Prabowo tidaklah berbicara ihwal kebocoran ekonomi mengenai satu atau dua rezim ke belakang, melainkan meningkatkannya pada level diskursus historis bagaimana bangsa dan negara ini bermula dan relevansinya hingga kita menjadi negara modern saat ini. Ketua Umum Partai Gerindra itu mengajak kita melihat persoalan ekonomi secara holistik dan lalu mengaitkannya dengan urusan spesifik keseharian kita. Data-data yang Prabowo paparkan pun bersumber dari lembaga berskala internasional dan nasional.
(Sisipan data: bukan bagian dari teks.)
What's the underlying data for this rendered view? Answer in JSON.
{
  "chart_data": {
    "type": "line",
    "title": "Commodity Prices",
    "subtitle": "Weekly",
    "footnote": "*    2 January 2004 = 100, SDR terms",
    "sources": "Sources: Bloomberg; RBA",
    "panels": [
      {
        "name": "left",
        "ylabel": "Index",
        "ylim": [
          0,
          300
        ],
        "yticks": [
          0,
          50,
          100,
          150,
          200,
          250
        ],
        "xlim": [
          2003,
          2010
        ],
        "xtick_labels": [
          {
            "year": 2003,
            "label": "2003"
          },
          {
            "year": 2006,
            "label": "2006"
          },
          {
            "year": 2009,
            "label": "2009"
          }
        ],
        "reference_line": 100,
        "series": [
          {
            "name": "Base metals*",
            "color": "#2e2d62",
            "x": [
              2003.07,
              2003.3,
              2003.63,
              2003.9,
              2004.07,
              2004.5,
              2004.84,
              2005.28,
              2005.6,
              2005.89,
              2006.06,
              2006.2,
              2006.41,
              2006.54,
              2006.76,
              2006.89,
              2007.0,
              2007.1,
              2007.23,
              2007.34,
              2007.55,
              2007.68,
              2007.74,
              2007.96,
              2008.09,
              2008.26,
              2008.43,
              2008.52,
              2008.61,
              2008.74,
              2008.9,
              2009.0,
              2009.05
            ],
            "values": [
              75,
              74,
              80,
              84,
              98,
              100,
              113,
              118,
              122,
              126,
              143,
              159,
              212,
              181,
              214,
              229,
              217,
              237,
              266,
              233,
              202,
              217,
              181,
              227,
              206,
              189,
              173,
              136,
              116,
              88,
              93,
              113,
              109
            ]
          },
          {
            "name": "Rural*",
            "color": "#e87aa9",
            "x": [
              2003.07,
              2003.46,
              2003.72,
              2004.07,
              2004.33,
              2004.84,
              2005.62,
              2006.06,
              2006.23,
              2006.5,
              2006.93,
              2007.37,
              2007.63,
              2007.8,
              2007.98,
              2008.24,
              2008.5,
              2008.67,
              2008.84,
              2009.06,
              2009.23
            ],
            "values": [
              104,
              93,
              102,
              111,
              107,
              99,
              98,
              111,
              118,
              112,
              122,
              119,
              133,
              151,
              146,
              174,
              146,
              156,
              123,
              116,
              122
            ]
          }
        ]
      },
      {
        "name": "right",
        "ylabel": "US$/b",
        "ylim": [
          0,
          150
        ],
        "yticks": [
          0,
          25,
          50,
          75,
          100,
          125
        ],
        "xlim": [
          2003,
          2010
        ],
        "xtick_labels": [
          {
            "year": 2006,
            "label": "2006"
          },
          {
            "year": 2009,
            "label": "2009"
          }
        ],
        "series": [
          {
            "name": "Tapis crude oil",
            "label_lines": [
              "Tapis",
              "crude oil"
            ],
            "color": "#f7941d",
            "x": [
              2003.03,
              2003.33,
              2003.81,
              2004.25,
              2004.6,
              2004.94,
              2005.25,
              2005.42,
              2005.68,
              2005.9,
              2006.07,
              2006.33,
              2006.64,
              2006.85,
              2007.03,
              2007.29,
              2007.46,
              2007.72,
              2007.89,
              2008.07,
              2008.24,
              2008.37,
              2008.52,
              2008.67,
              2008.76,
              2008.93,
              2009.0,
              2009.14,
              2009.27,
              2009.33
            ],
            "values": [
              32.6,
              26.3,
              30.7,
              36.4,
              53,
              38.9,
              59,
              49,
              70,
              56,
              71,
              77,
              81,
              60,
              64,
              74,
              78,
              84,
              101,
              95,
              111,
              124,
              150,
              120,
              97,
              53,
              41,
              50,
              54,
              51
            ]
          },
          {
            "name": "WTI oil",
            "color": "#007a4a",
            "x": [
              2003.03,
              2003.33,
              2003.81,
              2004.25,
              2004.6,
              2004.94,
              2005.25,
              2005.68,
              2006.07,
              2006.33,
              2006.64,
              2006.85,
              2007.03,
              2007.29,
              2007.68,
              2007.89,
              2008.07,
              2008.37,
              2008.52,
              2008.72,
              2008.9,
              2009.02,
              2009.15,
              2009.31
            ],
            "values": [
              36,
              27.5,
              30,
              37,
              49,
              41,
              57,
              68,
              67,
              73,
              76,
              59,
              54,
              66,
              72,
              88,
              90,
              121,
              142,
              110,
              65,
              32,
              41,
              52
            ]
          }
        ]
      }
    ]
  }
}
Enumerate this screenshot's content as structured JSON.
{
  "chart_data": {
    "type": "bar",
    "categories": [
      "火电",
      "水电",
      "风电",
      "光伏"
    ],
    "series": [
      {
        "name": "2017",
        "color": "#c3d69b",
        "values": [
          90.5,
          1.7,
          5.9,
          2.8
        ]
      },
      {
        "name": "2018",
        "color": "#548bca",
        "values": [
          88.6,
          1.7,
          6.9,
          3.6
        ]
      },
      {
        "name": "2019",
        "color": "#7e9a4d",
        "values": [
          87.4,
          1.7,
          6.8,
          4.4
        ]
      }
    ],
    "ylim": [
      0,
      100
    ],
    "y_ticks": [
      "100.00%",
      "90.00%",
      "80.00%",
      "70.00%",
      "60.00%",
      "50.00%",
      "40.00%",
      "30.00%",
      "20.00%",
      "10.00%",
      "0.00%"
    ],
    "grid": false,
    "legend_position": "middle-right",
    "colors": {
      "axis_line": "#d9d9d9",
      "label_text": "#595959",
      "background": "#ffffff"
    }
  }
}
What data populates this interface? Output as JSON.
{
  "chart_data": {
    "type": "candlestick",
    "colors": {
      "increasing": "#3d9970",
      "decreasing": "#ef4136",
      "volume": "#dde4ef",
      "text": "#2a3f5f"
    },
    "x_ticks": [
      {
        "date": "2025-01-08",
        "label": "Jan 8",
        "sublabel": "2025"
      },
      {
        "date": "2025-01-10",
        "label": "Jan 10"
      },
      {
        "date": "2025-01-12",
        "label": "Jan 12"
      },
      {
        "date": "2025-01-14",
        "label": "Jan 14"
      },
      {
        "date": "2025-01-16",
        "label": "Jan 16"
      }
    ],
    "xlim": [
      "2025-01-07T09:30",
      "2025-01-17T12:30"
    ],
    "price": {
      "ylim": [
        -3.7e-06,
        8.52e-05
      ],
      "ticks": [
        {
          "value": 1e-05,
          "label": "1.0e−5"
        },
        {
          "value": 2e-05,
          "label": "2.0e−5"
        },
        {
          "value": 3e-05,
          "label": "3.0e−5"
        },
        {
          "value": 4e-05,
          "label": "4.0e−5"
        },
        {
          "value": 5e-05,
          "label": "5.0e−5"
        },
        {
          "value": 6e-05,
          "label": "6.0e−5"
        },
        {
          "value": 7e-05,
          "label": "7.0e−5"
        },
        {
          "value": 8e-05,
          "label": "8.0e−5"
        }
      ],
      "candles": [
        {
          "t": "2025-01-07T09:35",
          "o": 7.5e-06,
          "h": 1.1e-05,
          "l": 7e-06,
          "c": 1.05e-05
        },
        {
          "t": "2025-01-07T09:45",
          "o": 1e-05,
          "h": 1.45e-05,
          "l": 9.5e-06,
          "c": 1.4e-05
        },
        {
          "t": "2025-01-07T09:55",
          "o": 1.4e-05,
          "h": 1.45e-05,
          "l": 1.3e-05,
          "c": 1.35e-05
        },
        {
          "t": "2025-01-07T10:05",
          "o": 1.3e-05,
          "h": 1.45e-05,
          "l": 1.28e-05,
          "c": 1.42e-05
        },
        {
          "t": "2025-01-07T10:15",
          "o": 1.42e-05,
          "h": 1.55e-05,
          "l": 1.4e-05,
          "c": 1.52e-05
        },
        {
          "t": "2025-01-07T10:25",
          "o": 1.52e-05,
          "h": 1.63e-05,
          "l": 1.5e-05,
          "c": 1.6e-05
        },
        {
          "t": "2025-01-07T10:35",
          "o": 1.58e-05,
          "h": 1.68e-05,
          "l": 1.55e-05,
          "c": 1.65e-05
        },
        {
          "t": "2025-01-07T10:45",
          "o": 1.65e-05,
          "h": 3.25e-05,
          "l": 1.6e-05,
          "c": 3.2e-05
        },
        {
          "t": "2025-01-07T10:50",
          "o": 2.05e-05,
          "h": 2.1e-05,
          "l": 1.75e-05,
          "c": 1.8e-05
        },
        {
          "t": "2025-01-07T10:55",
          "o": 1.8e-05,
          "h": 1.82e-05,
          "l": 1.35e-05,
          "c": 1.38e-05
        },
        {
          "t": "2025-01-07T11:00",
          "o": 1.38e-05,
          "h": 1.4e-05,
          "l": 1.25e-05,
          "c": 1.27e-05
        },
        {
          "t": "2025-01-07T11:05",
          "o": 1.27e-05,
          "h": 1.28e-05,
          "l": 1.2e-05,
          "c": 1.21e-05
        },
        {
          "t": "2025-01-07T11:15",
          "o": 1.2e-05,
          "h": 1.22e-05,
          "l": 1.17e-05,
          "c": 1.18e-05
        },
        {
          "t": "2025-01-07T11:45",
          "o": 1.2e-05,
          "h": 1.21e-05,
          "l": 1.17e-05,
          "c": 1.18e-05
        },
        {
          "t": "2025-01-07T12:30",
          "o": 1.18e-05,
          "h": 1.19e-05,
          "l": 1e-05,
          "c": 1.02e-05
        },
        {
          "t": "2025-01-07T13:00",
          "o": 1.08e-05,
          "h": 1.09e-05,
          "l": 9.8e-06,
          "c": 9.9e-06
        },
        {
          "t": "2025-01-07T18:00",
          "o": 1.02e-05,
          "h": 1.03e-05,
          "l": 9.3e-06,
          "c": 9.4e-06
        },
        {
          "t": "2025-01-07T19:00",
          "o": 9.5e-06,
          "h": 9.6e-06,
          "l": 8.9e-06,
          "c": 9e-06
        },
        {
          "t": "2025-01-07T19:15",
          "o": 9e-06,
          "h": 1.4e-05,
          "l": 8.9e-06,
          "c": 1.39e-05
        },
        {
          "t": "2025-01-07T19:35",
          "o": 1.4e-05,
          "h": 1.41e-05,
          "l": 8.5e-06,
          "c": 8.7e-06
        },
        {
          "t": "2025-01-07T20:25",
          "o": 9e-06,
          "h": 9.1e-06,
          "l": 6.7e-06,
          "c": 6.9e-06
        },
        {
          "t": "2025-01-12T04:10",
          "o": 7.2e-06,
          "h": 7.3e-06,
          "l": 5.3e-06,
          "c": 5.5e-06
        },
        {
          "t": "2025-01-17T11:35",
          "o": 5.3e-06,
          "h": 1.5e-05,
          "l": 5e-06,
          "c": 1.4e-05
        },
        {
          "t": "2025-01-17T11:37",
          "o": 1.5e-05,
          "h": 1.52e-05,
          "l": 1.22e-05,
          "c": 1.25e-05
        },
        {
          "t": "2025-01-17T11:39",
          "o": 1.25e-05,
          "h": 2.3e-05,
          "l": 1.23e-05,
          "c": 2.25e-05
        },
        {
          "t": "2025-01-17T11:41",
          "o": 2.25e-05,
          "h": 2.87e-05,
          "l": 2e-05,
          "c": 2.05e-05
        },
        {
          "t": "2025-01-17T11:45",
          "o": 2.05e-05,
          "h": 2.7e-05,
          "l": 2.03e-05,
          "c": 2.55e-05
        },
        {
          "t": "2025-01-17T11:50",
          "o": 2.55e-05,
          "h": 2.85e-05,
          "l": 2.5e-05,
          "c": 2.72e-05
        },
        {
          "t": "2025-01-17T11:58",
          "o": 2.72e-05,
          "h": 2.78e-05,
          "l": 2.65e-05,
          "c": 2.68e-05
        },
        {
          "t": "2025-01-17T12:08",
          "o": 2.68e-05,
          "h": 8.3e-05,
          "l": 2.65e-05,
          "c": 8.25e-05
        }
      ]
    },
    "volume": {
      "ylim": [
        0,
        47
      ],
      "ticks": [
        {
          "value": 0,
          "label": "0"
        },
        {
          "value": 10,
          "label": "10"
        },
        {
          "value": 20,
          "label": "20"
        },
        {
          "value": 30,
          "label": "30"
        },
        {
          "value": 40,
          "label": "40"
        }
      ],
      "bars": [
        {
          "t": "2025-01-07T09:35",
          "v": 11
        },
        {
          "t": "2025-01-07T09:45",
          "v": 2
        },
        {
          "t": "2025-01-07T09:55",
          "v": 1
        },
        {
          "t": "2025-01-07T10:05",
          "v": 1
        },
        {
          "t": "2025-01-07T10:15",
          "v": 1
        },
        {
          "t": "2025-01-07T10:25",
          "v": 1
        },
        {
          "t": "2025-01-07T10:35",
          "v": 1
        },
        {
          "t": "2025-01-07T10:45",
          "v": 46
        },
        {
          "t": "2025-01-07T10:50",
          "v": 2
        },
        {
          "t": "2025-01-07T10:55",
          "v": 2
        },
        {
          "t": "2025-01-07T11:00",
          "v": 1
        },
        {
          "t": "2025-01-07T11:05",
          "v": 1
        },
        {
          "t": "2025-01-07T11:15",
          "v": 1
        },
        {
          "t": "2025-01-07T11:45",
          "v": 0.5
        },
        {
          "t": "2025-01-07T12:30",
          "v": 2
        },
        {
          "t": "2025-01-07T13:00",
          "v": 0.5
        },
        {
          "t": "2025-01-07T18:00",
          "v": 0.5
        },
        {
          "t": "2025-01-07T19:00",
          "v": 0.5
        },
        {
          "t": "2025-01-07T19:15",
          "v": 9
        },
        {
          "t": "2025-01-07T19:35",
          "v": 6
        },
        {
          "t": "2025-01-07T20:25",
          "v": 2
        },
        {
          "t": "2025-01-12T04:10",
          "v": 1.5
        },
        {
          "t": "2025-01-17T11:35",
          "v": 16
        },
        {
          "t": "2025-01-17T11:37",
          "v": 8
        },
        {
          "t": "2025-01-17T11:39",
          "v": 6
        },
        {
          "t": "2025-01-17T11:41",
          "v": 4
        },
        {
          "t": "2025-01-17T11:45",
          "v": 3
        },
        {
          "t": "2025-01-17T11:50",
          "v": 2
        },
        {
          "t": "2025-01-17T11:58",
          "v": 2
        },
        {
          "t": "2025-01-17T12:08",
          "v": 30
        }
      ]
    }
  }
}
Misalnya ketika Prabowo mengutip data dari Kementerian Keuangan,

“Menurut Kementerian Keuangan, pada akhir 2016 ada Rp.11.000 triliun kekayaan orang Indonesia yang disimpan di bank-bank di luar negeri. Mengingat APBN atau anggaran belanja negara kita saat ini hanya Rp.2000 triliun, jumlah ini  lebuh dari 5 kali APBN kita.”

“Padahal,” lanjut Prabowo, “Jumlah yang lebih dari 5 kali lipat anggaran negara kita di luar negeri ini, jika ada di dalam negeri, bisa disalurkan oleh bank-bank Indonesia untuk membiayai usaha-usaha Indonesia. Bisa disalurkan untuk membangun infrastruktur dan menjadikan BUMN-BUMN Indonesia perusahaan-perusahaan kelas dunia,” (h. 55).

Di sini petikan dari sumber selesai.